Updated security at home showings
When I first started as a Realtor, things were very different. None of them are more different than home security. Forty years ago, we barely had lockboxes that safely keep keys at the house to make showings more secure and easier. Back then, maybe one out of 50 homes had burglar alarms. I remember my biggest fear with those alarms was setting them off accidentally because I input the wrong code. We would then just wait while the alarm wailed away for the police to arrive.
Today, home security has taken quantum leaps forward. First there are far more things that need secured, from the basic home to the “man cave garages” to the drugs in the medicine cabinet to the 60-inch TV. It seems that bad guys have their eyes on everything in your home and there is some sort of app to thwart them … and make showing a home that much more difficult.
Start with the basics. If you have a medicine chest full of prescription drugs, lock them up. During an open house, or a house party, stories are rampant of missing medicines. Same for watches, jewelry or any small thing your hold dear. Small safes are easily purchased at the home store for under $200 and are a simple way to stop all but the most hardened thief.
Many homes have security systems with cameras in them. These are great deterrents, are very inexpensive and can alert homeowners to thefts. They can also be watching and listening to you as you walk through a home to buy it. Like it or not, they are there.

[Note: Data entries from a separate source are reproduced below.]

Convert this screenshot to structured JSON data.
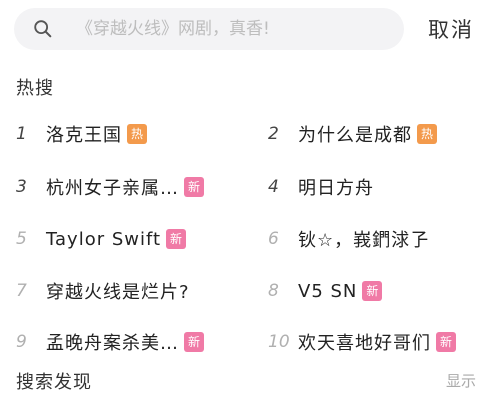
{
  "search": {
    "placeholder": "《穿越火线》网剧，真香!",
    "cancel_label": "取消"
  },
  "hot_search": {
    "title": "热搜",
    "items": [
      {
        "rank": "1",
        "text": "洛克王国",
        "badge": "热",
        "badge_type": "hot"
      },
      {
        "rank": "2",
        "text": "为什么是成都",
        "badge": "热",
        "badge_type": "hot"
      },
      {
        "rank": "3",
        "text": "杭州女子亲属…",
        "badge": "新",
        "badge_type": "new"
      },
      {
        "rank": "4",
        "text": "明日方舟",
        "badge": "",
        "badge_type": ""
      },
      {
        "rank": "5",
        "text": "Taylor Swift",
        "badge": "新",
        "badge_type": "new"
      },
      {
        "rank": "6",
        "text": "钬☆，峩鍆浗孒",
        "badge": "",
        "badge_type": ""
      },
      {
        "rank": "7",
        "text": "穿越火线是烂片?",
        "badge": "",
        "badge_type": ""
      },
      {
        "rank": "8",
        "text": "V5 SN",
        "badge": "新",
        "badge_type": "new"
      },
      {
        "rank": "9",
        "text": "孟晚舟案杀美…",
        "badge": "新",
        "badge_type": "new"
      },
      {
        "rank": "10",
        "text": "欢天喜地好哥们",
        "badge": "新",
        "badge_type": "new"
      }
    ]
  },
  "discover": {
    "title": "搜索发现",
    "toggle_label": "显示"
  },
  "colors": {
    "hot_badge": "#f39a4c",
    "new_badge": "#f07aa6",
    "search_bg": "#f3f3f5"
  }
}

So, I recommend that while touring a home, any home, know that someone may be watching you with everything from a baby monitor to an elaborate multicamera system. Not that I worry about a qualified buyer doing anything wrong, but clearly what buyers and their Realtor say during a home showing is intended to remain private, and with many security systems, they aren’t.
So what you should do during a home showing is to first understand that you are in someone else’s home. Whatever you say can and may be used by the seller to negotiate in their favor. So if you walk through a home with glee and excitement telling your Realtor just how perfect it is, how the decor is just right, and you think the price is fair, and the seller hears that? There goes your negotiating position.

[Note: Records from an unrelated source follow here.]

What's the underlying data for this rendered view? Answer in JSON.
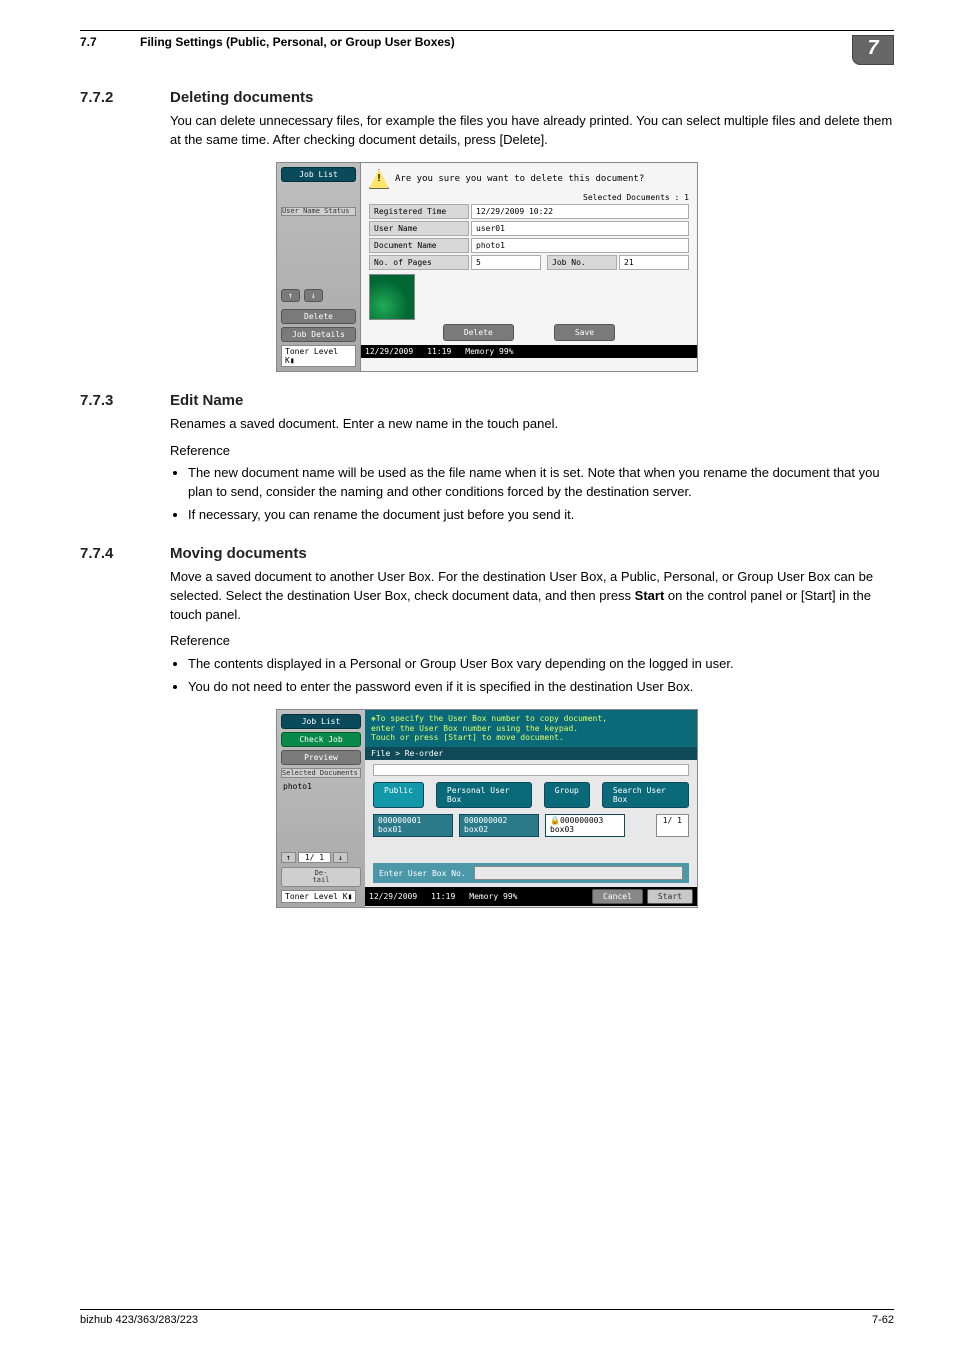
{
  "header": {
    "num": "7.7",
    "title": "Filing Settings (Public, Personal, or Group User Boxes)",
    "chapter": "7"
  },
  "s772": {
    "num": "7.7.2",
    "title": "Deleting documents",
    "para": "You can delete unnecessary files, for example the files you have already printed. You can select multiple files and delete them at the same time. After checking document details, press [Delete]."
  },
  "shot1": {
    "jobList": "Job List",
    "confirm": "Are you sure you want to delete this document?",
    "selDocsLabel": "Selected Documents",
    "selDocsVal": ":   1",
    "userStatus": "User Name   Status",
    "rows": {
      "regTimeLabel": "Registered Time",
      "regTimeVal": "12/29/2009   10:22",
      "userLabel": "User Name",
      "userVal": "user01",
      "docLabel": "Document Name",
      "docVal": "photo1",
      "pagesLabel": "No. of Pages",
      "pagesVal": "5",
      "jobNoLabel": "Job No.",
      "jobNoVal": "21"
    },
    "arrowUp": "↑",
    "arrowDown": "↓",
    "sideDelete": "Delete",
    "sideJobDetails": "Job Details",
    "btnDelete": "Delete",
    "btnSave": "Save",
    "toner": "Toner Level  K▮",
    "status": {
      "date": "12/29/2009",
      "time": "11:19",
      "memLabel": "Memory",
      "memVal": "99%"
    }
  },
  "s773": {
    "num": "7.7.3",
    "title": "Edit Name",
    "para": "Renames a saved document. Enter a new name in the touch panel.",
    "ref": "Reference",
    "b1": "The new document name will be used as the file name when it is set. Note that when you rename the document that you plan to send, consider the naming and other conditions forced by the destination server.",
    "b2": "If necessary, you can rename the document just before you send it."
  },
  "s774": {
    "num": "7.7.4",
    "title": "Moving documents",
    "para1": "Move a saved document to another User Box. For the destination User Box, a Public, Personal, or Group User Box can be selected. Select the destination User Box, check document data, and then press ",
    "paraBold": "Start",
    "para2": " on the control panel or [Start] in the touch panel.",
    "ref": "Reference",
    "b1": "The contents displayed in a Personal or Group User Box vary depending on the logged in user.",
    "b2": "You do not need to enter the password even if it is specified in the destination User Box."
  },
  "shot2": {
    "jobList": "Job List",
    "checkJob": "Check Job",
    "preview": "Preview",
    "selDocsLabel": "Selected Documents",
    "selDoc": "photo1",
    "hint1": "❖To specify the User Box number to copy document,",
    "hint2": "enter the User Box number using the keypad.",
    "hint3": "Touch or press [Start] to move document.",
    "crumb": "File > Re-order",
    "tabs": {
      "public": "Public",
      "personal": "Personal User Box",
      "group": "Group",
      "search": "Search User Box"
    },
    "boxes": [
      {
        "id": "000000001",
        "name": "box01"
      },
      {
        "id": "000000002",
        "name": "box02"
      },
      {
        "id": "000000003",
        "name": "box03",
        "locked": "🔒"
      }
    ],
    "pager": "1/ 1",
    "sidePager": "1/  1",
    "detail": "De-\ntail",
    "enterLabel": "Enter User Box No.",
    "toner": "Toner Level  K▮",
    "status": {
      "date": "12/29/2009",
      "time": "11:19",
      "memLabel": "Memory",
      "memVal": "99%"
    },
    "cancel": "Cancel",
    "start": "Start"
  },
  "footer": {
    "left": "bizhub 423/363/283/223",
    "right": "7-62"
  }
}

My suggestion is simple. If you are a homeowner, secure your home. All of your valuables should be under lock and key 24/7. If you are a buyer, save your comments for outside the house and in the comfort of your car. Write them down and talk later. Do not take photos or movies without the seller’s consent. Times may have changed and Realtors understand that, but buyers and sellers need to understand it too.
Mink-Crouse is the 2018 president of the Warren Area Board of Realtors.